Shaw v. State

557 So. 2d 77 | Fla. Dist. Ct. App. | 1990

557 So. 2d 77 (1990)

Billy C. SHAW, Appellant,
v.
STATE of Florida, Appellee.

No. 88-2121.

District Court of Appeal of Florida, First District.

January 18, 1990.
On Motion for Rehearing March 1, 1990.

Michael E. Allen, Barbara M. Linthicum, Public Defenders, and P. Douglas Brinkmeyer, *78 Deputy Public Defender, Tallahassee, for appellant.

Robert A. Butterworth, Atty. Gen. and Gypsy Bailey, Asst. Atty. Gen., Tallahassee, for appellee.

PER CURIAM.

Billy C. Shaw appeals his conviction for second degree murder contending the trial judge erred in allowing a pathologist to testify as an expert that no struggle with the victim occurred, and in failing to grant a motion for mistrial based upon improper comments by the prosecutor. We affirm.

The trial judge did not abuse his discretion in denying the motion for mistrial.

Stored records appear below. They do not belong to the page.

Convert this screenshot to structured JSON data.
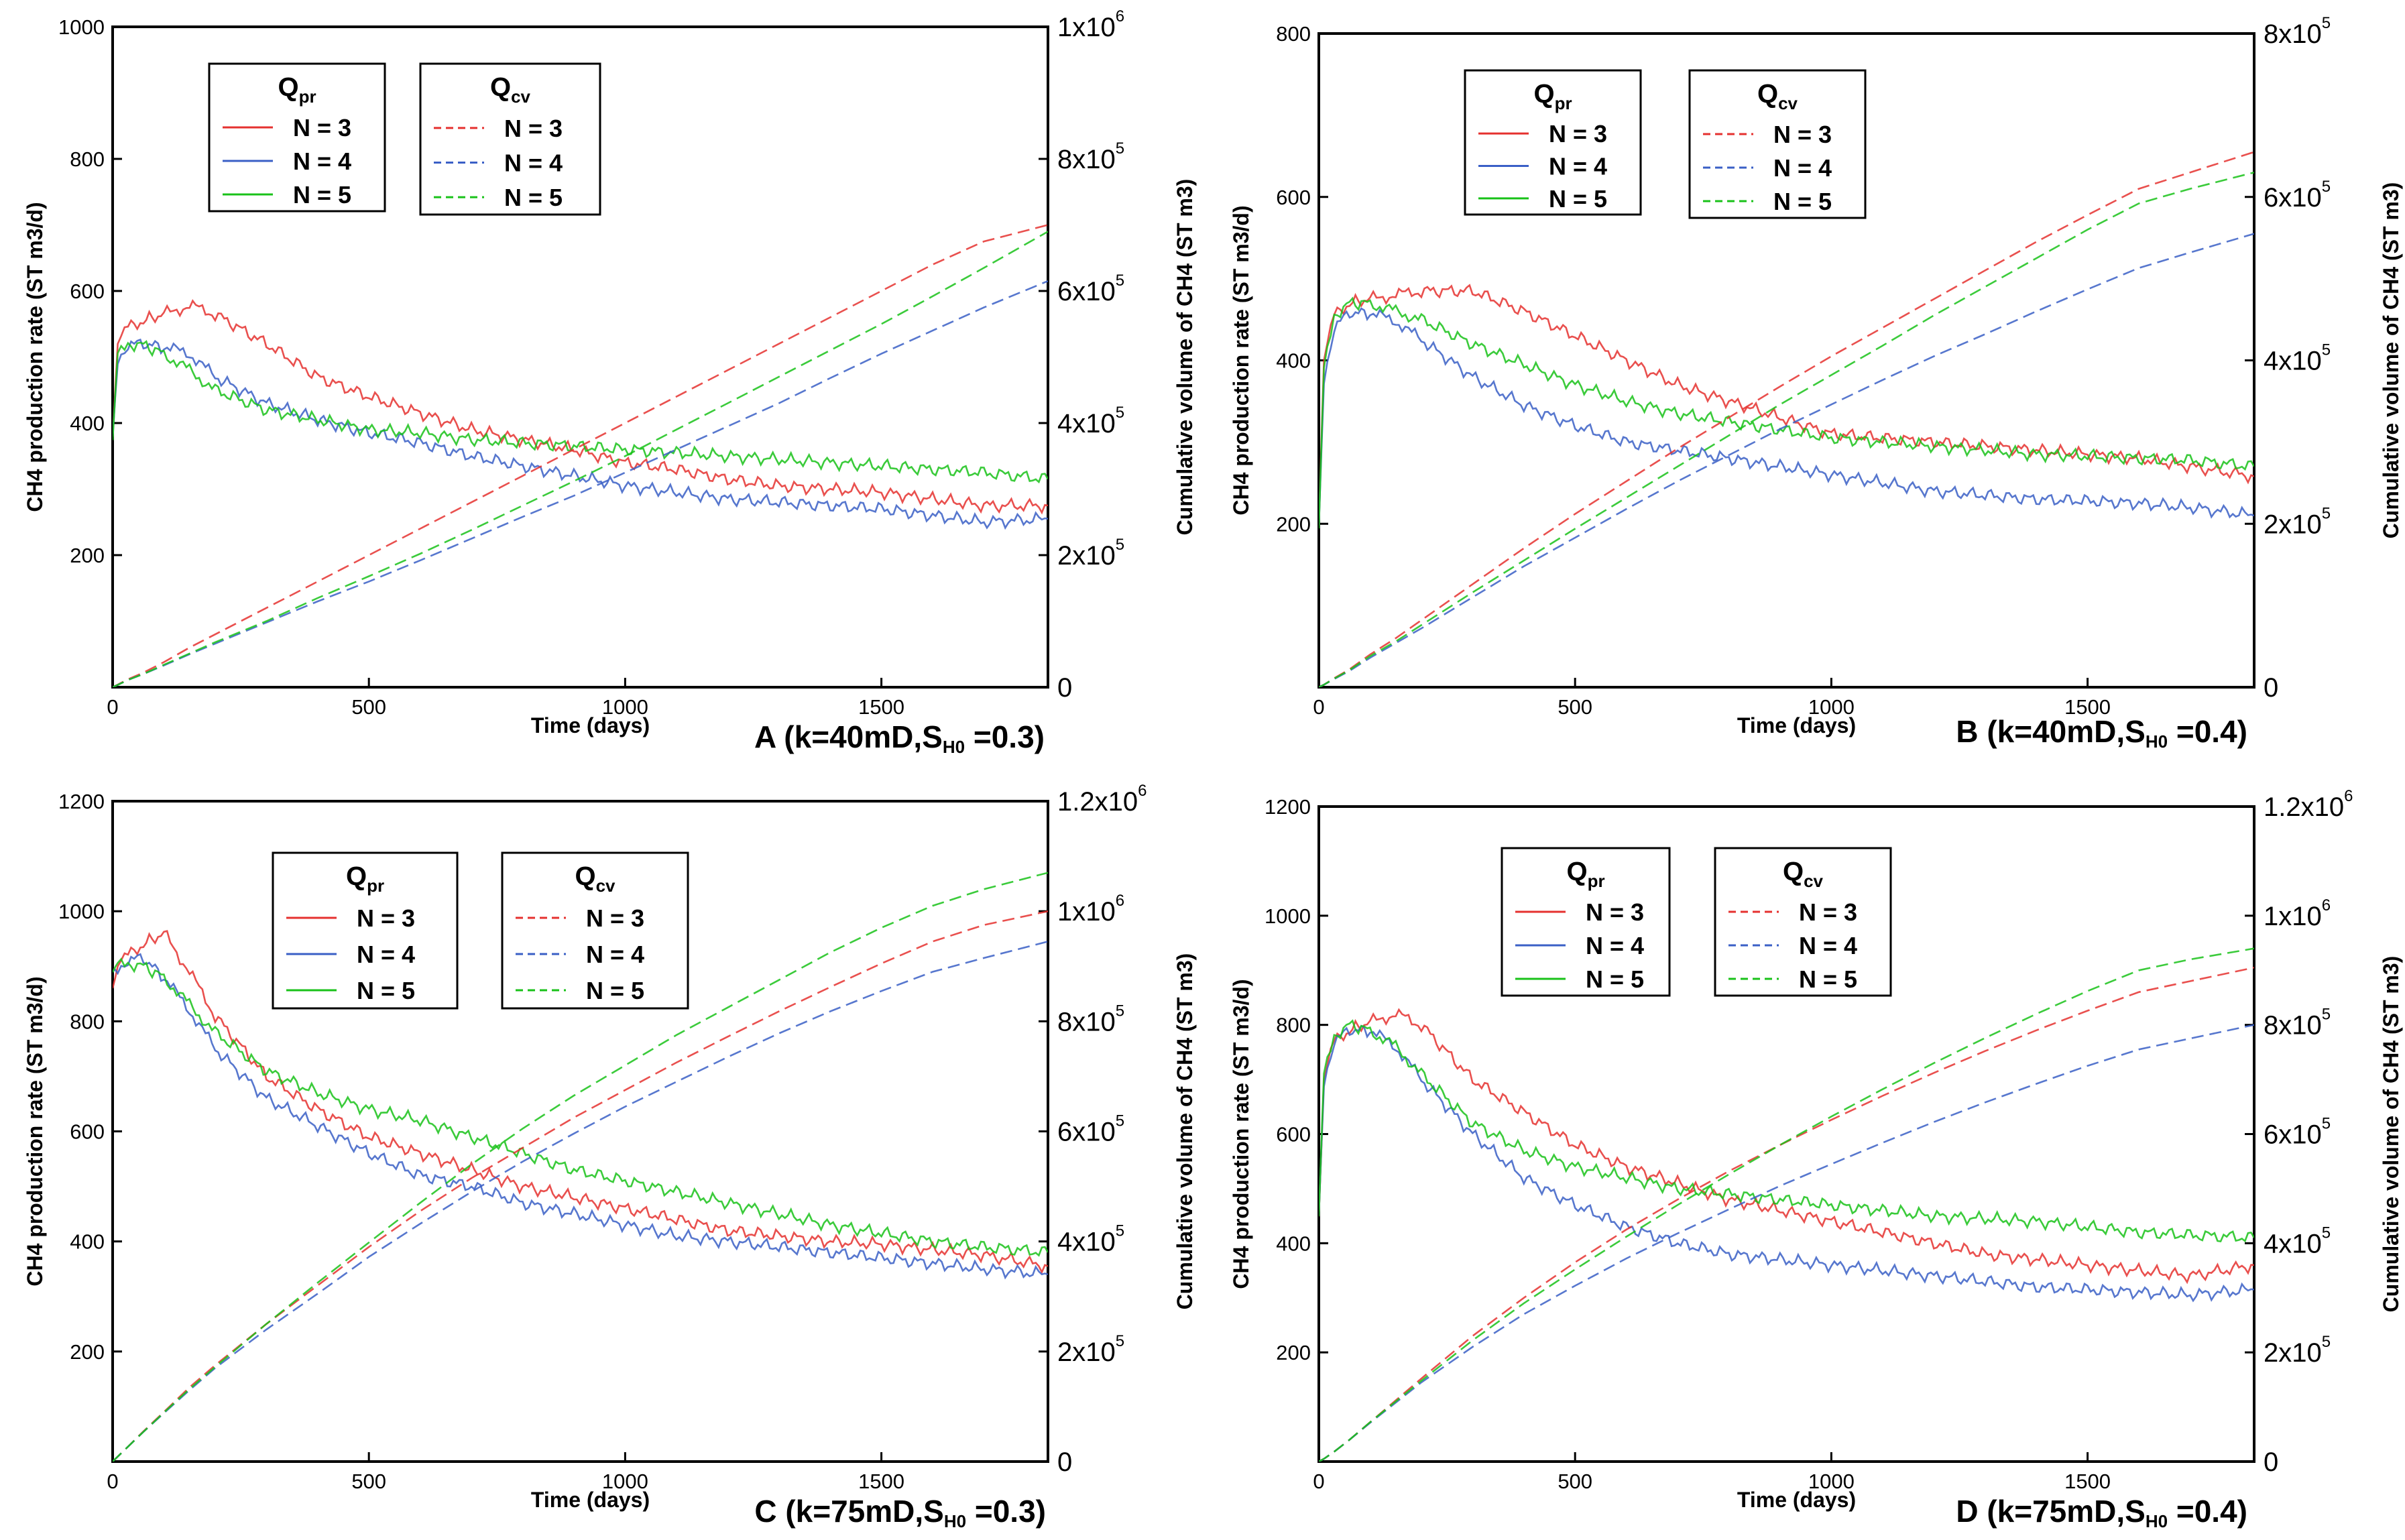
{
  "legend": {
    "qpr_title": "Q",
    "qpr_sub": "pr",
    "qcv_title": "Q",
    "qcv_sub": "cv",
    "entries": [
      "N = 3",
      "N = 4",
      "N = 5"
    ]
  },
  "colors": {
    "N3": "#e5312f",
    "N4": "#3a5fc6",
    "N5": "#19c219"
  },
  "chart_data": [
    {
      "id": "A",
      "type": "line",
      "caption": {
        "prefix": "A (k=40mD,S",
        "sub": "H0",
        "suffix": " =0.3)"
      },
      "xlabel": "Time (days)",
      "ylabel": "CH4 production rate (ST m3/d)",
      "y2label": "Cumulative volume of CH4 (ST m3)",
      "xlim": [
        0,
        1825
      ],
      "ylim": [
        0,
        1000
      ],
      "y2lim": [
        0,
        1000000
      ],
      "xticks": [
        "0",
        "500",
        "1000",
        "1500"
      ],
      "yticks": [
        "200",
        "400",
        "600",
        "800",
        "1000"
      ],
      "y2ticks": [
        {
          "base": "0",
          "exp": ""
        },
        {
          "base": "2x10",
          "exp": "5"
        },
        {
          "base": "4x10",
          "exp": "5"
        },
        {
          "base": "6x10",
          "exp": "5"
        },
        {
          "base": "8x10",
          "exp": "5"
        },
        {
          "base": "1x10",
          "exp": "6"
        }
      ],
      "x": [
        0,
        10,
        30,
        60,
        100,
        150,
        200,
        300,
        400,
        500,
        600,
        700,
        800,
        900,
        1000,
        1100,
        1200,
        1300,
        1400,
        1500,
        1600,
        1700,
        1825
      ],
      "rate_series": [
        {
          "name": "N = 3",
          "values": [
            380,
            520,
            545,
            555,
            565,
            578,
            565,
            520,
            470,
            440,
            415,
            390,
            375,
            360,
            340,
            330,
            315,
            305,
            300,
            295,
            285,
            275,
            275
          ]
        },
        {
          "name": "N = 4",
          "values": [
            370,
            500,
            518,
            520,
            515,
            505,
            470,
            430,
            405,
            385,
            370,
            350,
            335,
            320,
            305,
            295,
            285,
            280,
            275,
            270,
            260,
            250,
            255
          ]
        },
        {
          "name": "N = 5",
          "values": [
            375,
            505,
            520,
            518,
            505,
            480,
            450,
            420,
            405,
            390,
            385,
            375,
            370,
            365,
            360,
            355,
            350,
            345,
            340,
            335,
            330,
            325,
            315
          ]
        }
      ],
      "cum_series": [
        {
          "name": "N = 3",
          "values": [
            0,
            4000,
            12000,
            22000,
            38000,
            60000,
            80000,
            120000,
            160000,
            200000,
            240000,
            280000,
            320000,
            360000,
            400000,
            440000,
            480000,
            520000,
            560000,
            600000,
            640000,
            675000,
            700000
          ]
        },
        {
          "name": "N = 4",
          "values": [
            0,
            3500,
            11000,
            20000,
            33000,
            50000,
            66000,
            98000,
            130000,
            160000,
            192000,
            225000,
            258000,
            290000,
            325000,
            360000,
            395000,
            430000,
            468000,
            505000,
            540000,
            575000,
            615000
          ]
        },
        {
          "name": "N = 5",
          "values": [
            0,
            3500,
            11000,
            20000,
            34000,
            51000,
            68000,
            100000,
            135000,
            168000,
            202000,
            238000,
            275000,
            312000,
            350000,
            390000,
            430000,
            470000,
            510000,
            550000,
            592000,
            635000,
            690000
          ]
        }
      ]
    },
    {
      "id": "B",
      "type": "line",
      "caption": {
        "prefix": "B (k=40mD,S",
        "sub": "H0",
        "suffix": " =0.4)"
      },
      "xlabel": "Time (days)",
      "ylabel": "CH4 production rate (ST m3/d)",
      "y2label": "Cumulative volume of CH4 (ST m3)",
      "xlim": [
        0,
        1825
      ],
      "ylim": [
        0,
        800
      ],
      "y2lim": [
        0,
        800000
      ],
      "xticks": [
        "0",
        "500",
        "1000",
        "1500"
      ],
      "yticks": [
        "200",
        "400",
        "600",
        "800"
      ],
      "y2ticks": [
        {
          "base": "0",
          "exp": ""
        },
        {
          "base": "2x10",
          "exp": "5"
        },
        {
          "base": "4x10",
          "exp": "5"
        },
        {
          "base": "6x10",
          "exp": "5"
        },
        {
          "base": "8x10",
          "exp": "5"
        }
      ],
      "x": [
        0,
        10,
        30,
        60,
        100,
        150,
        200,
        300,
        400,
        500,
        600,
        700,
        800,
        900,
        1000,
        1100,
        1200,
        1300,
        1400,
        1500,
        1600,
        1700,
        1825
      ],
      "rate_series": [
        {
          "name": "N = 3",
          "values": [
            200,
            400,
            455,
            470,
            475,
            480,
            485,
            485,
            460,
            430,
            400,
            370,
            350,
            330,
            310,
            305,
            300,
            295,
            290,
            285,
            280,
            270,
            258
          ]
        },
        {
          "name": "N = 4",
          "values": [
            190,
            380,
            440,
            458,
            458,
            448,
            425,
            380,
            345,
            320,
            300,
            290,
            280,
            270,
            260,
            250,
            240,
            235,
            230,
            228,
            225,
            220,
            210
          ]
        },
        {
          "name": "N = 5",
          "values": [
            195,
            390,
            455,
            470,
            470,
            460,
            450,
            420,
            395,
            370,
            350,
            335,
            325,
            315,
            305,
            300,
            295,
            290,
            285,
            283,
            280,
            278,
            270
          ]
        }
      ],
      "cum_series": [
        {
          "name": "N = 3",
          "values": [
            0,
            3000,
            11000,
            22000,
            40000,
            60000,
            82000,
            126000,
            170000,
            212000,
            252000,
            292000,
            330000,
            368000,
            405000,
            440000,
            475000,
            510000,
            545000,
            578000,
            610000,
            630000,
            655000
          ]
        },
        {
          "name": "N = 4",
          "values": [
            0,
            3000,
            10000,
            20000,
            36000,
            54000,
            72000,
            110000,
            148000,
            183000,
            218000,
            252000,
            284000,
            316000,
            346000,
            376000,
            405000,
            432000,
            460000,
            487000,
            513000,
            532000,
            555000
          ]
        },
        {
          "name": "N = 5",
          "values": [
            0,
            3000,
            10500,
            21000,
            38000,
            56000,
            76000,
            116000,
            155000,
            194000,
            232000,
            270000,
            308000,
            346000,
            382000,
            418000,
            455000,
            490000,
            525000,
            560000,
            592000,
            610000,
            630000
          ]
        }
      ]
    },
    {
      "id": "C",
      "type": "line",
      "caption": {
        "prefix": "C (k=75mD,S",
        "sub": "H0",
        "suffix": " =0.3)"
      },
      "xlabel": "Time (days)",
      "ylabel": "CH4 production rate (ST m3/d)",
      "y2label": "Cumulative volume of CH4 (ST m3)",
      "xlim": [
        0,
        1825
      ],
      "ylim": [
        0,
        1200
      ],
      "y2lim": [
        0,
        1200000
      ],
      "xticks": [
        "0",
        "500",
        "1000",
        "1500"
      ],
      "yticks": [
        "200",
        "400",
        "600",
        "800",
        "1000",
        "1200"
      ],
      "y2ticks": [
        {
          "base": "0",
          "exp": ""
        },
        {
          "base": "2x10",
          "exp": "5"
        },
        {
          "base": "4x10",
          "exp": "5"
        },
        {
          "base": "6x10",
          "exp": "5"
        },
        {
          "base": "8x10",
          "exp": "5"
        },
        {
          "base": "1x10",
          "exp": "6"
        },
        {
          "base": "1.2x10",
          "exp": "6"
        }
      ],
      "x": [
        0,
        10,
        30,
        60,
        100,
        150,
        200,
        300,
        400,
        500,
        600,
        700,
        800,
        900,
        1000,
        1100,
        1200,
        1300,
        1400,
        1500,
        1600,
        1700,
        1825
      ],
      "rate_series": [
        {
          "name": "N = 3",
          "values": [
            860,
            900,
            920,
            940,
            960,
            890,
            810,
            700,
            640,
            590,
            560,
            530,
            500,
            480,
            460,
            440,
            420,
            410,
            400,
            395,
            385,
            375,
            355
          ]
        },
        {
          "name": "N = 4",
          "values": [
            880,
            900,
            910,
            915,
            880,
            820,
            750,
            660,
            610,
            560,
            520,
            500,
            470,
            450,
            430,
            410,
            400,
            390,
            380,
            370,
            360,
            350,
            340
          ]
        },
        {
          "name": "N = 5",
          "values": [
            890,
            905,
            905,
            900,
            880,
            830,
            780,
            710,
            670,
            640,
            620,
            590,
            560,
            530,
            510,
            490,
            470,
            450,
            430,
            415,
            400,
            390,
            380
          ]
        }
      ],
      "cum_series": [
        {
          "name": "N = 3",
          "values": [
            0,
            9000,
            27000,
            55000,
            90000,
            135000,
            175000,
            250000,
            320000,
            390000,
            455000,
            515000,
            570000,
            625000,
            675000,
            725000,
            772000,
            818000,
            862000,
            905000,
            945000,
            975000,
            1000000
          ]
        },
        {
          "name": "N = 4",
          "values": [
            0,
            9000,
            27000,
            54000,
            88000,
            130000,
            170000,
            240000,
            305000,
            372000,
            432000,
            490000,
            545000,
            596000,
            645000,
            690000,
            735000,
            778000,
            818000,
            855000,
            890000,
            915000,
            945000
          ]
        },
        {
          "name": "N = 5",
          "values": [
            0,
            9000,
            27000,
            54000,
            89000,
            132000,
            172000,
            250000,
            325000,
            398000,
            470000,
            540000,
            605000,
            665000,
            720000,
            775000,
            825000,
            875000,
            925000,
            970000,
            1010000,
            1040000,
            1070000
          ]
        }
      ]
    },
    {
      "id": "D",
      "type": "line",
      "caption": {
        "prefix": "D (k=75mD,S",
        "sub": "H0",
        "suffix": " =0.4)"
      },
      "xlabel": "Time (days)",
      "ylabel": "CH4 production rate (ST m3/d)",
      "y2label": "Cumulative volume of CH4 (ST m3)",
      "xlim": [
        0,
        1825
      ],
      "ylim": [
        0,
        1200
      ],
      "y2lim": [
        0,
        1200000
      ],
      "xticks": [
        "0",
        "500",
        "1000",
        "1500"
      ],
      "yticks": [
        "200",
        "400",
        "600",
        "800",
        "1000",
        "1200"
      ],
      "y2ticks": [
        {
          "base": "0",
          "exp": ""
        },
        {
          "base": "2x10",
          "exp": "5"
        },
        {
          "base": "4x10",
          "exp": "5"
        },
        {
          "base": "6x10",
          "exp": "5"
        },
        {
          "base": "8x10",
          "exp": "5"
        },
        {
          "base": "1x10",
          "exp": "6"
        },
        {
          "base": "1.2x10",
          "exp": "6"
        }
      ],
      "x": [
        0,
        10,
        30,
        60,
        100,
        150,
        200,
        300,
        400,
        500,
        600,
        700,
        800,
        900,
        1000,
        1100,
        1200,
        1300,
        1400,
        1500,
        1600,
        1700,
        1825
      ],
      "rate_series": [
        {
          "name": "N = 3",
          "values": [
            450,
            700,
            770,
            790,
            805,
            820,
            800,
            700,
            640,
            580,
            540,
            510,
            480,
            460,
            440,
            420,
            400,
            380,
            370,
            360,
            350,
            340,
            360
          ]
        },
        {
          "name": "N = 4",
          "values": [
            440,
            700,
            770,
            790,
            790,
            760,
            700,
            600,
            520,
            470,
            430,
            400,
            380,
            370,
            360,
            350,
            340,
            330,
            320,
            315,
            310,
            305,
            315
          ]
        },
        {
          "name": "N = 5",
          "values": [
            450,
            710,
            780,
            800,
            790,
            760,
            710,
            620,
            570,
            540,
            520,
            500,
            490,
            480,
            470,
            460,
            450,
            445,
            440,
            430,
            420,
            415,
            410
          ]
        }
      ],
      "cum_series": [
        {
          "name": "N = 3",
          "values": [
            0,
            5000,
            18000,
            40000,
            72000,
            112000,
            152000,
            230000,
            300000,
            365000,
            425000,
            480000,
            532000,
            580000,
            626000,
            670000,
            712000,
            752000,
            790000,
            826000,
            860000,
            880000,
            905000
          ]
        },
        {
          "name": "N = 4",
          "values": [
            0,
            5000,
            18000,
            40000,
            71000,
            108000,
            145000,
            210000,
            270000,
            322000,
            372000,
            418000,
            462000,
            505000,
            545000,
            584000,
            622000,
            658000,
            692000,
            725000,
            755000,
            775000,
            800000
          ]
        },
        {
          "name": "N = 5",
          "values": [
            0,
            5000,
            18000,
            40000,
            72000,
            110000,
            148000,
            222000,
            290000,
            352000,
            412000,
            470000,
            526000,
            580000,
            632000,
            682000,
            730000,
            776000,
            820000,
            862000,
            900000,
            920000,
            940000
          ]
        }
      ]
    }
  ]
}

The trial judge erred in permitting the pathologist to render an expert opinion that the deceased was not engaged in a struggle immediately prior to her death. However, this error could not have affected the outcome of this case and is, therefore, harmless.

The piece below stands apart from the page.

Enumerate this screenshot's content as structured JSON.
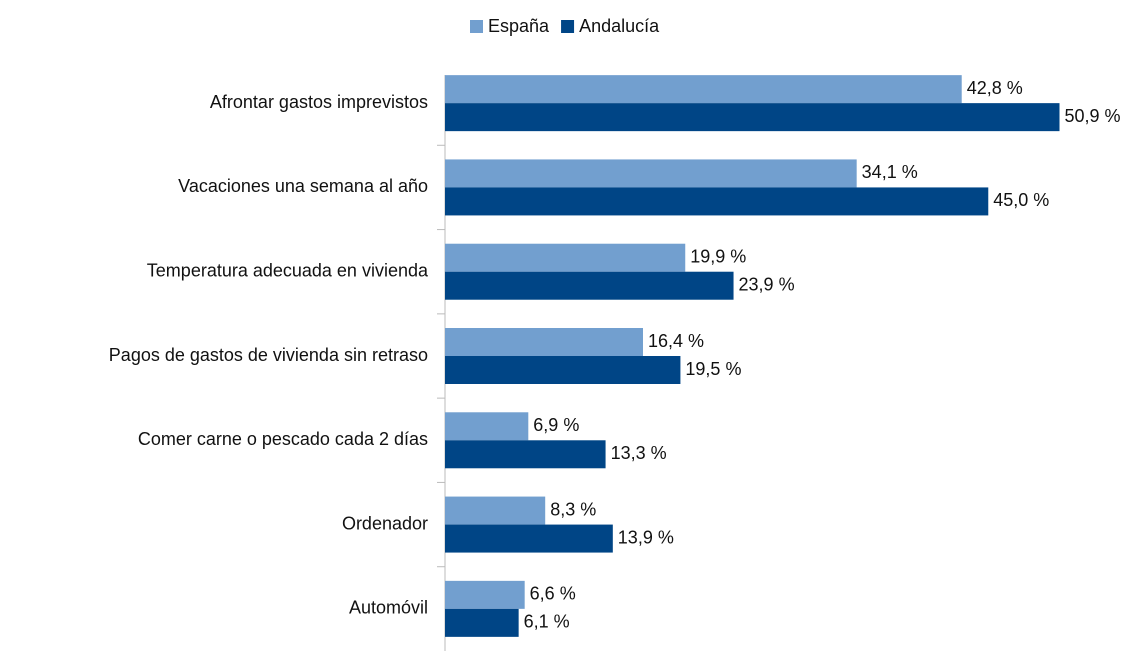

THOMPSON, ZEHMER and BARFIELD, JJ., concur.

ON MOTION FOR REHEARING

PER CURIAM.

The appellant's motion for rehearing and clarification is denied.

THOMPSON and BARFIELD, JJ., concur.

ZEHMER, J., concurs with opinion.

ZEHMER, Judge (specially concurring).

Appellant contends in his motion for rehearing that since the state's brief failed to argue that the erroneous admission of the expert opinion was harmless error, this court cannot affirm the conviction because the state clearly failed to carry its burden of demonstrating beyond a reasonable doubt that the error was harmless, citing State v. Lee, 531 So. 2d 133 (Fla. 1988), and Ciccarelli v. State, 531 So. 2d 129 (Fla. 1988). Of course, there are some statements in both opinions that suggest this court should not affirm when the state fails to present any argument showing that the error is harmless, but I do not read those statements as broadly as appellant suggests. Thus, for example, in Ciccarelli the court stated that "if the state has not presented a prima facie case of harmlessness in its argument, the court need go no further." 531 So.2d at 131. (Emphasis added). I simply do not construe the emphasized language as meaning the court lacks the power to go further if it elects to do so. It is true that the state's brief made no harmless error argument, but the cited decisions do not require reversal every time no such argument is made and preclude this court from determining sua sponte whether the error is harmless. If we have erred in this respect, clear conflict will exist and the supreme court can clarify, or correct if necessary, our views concerning the sua sponte application of the harmless error rule. For these reasons I join in the denial of the motions for rehearing and clarification.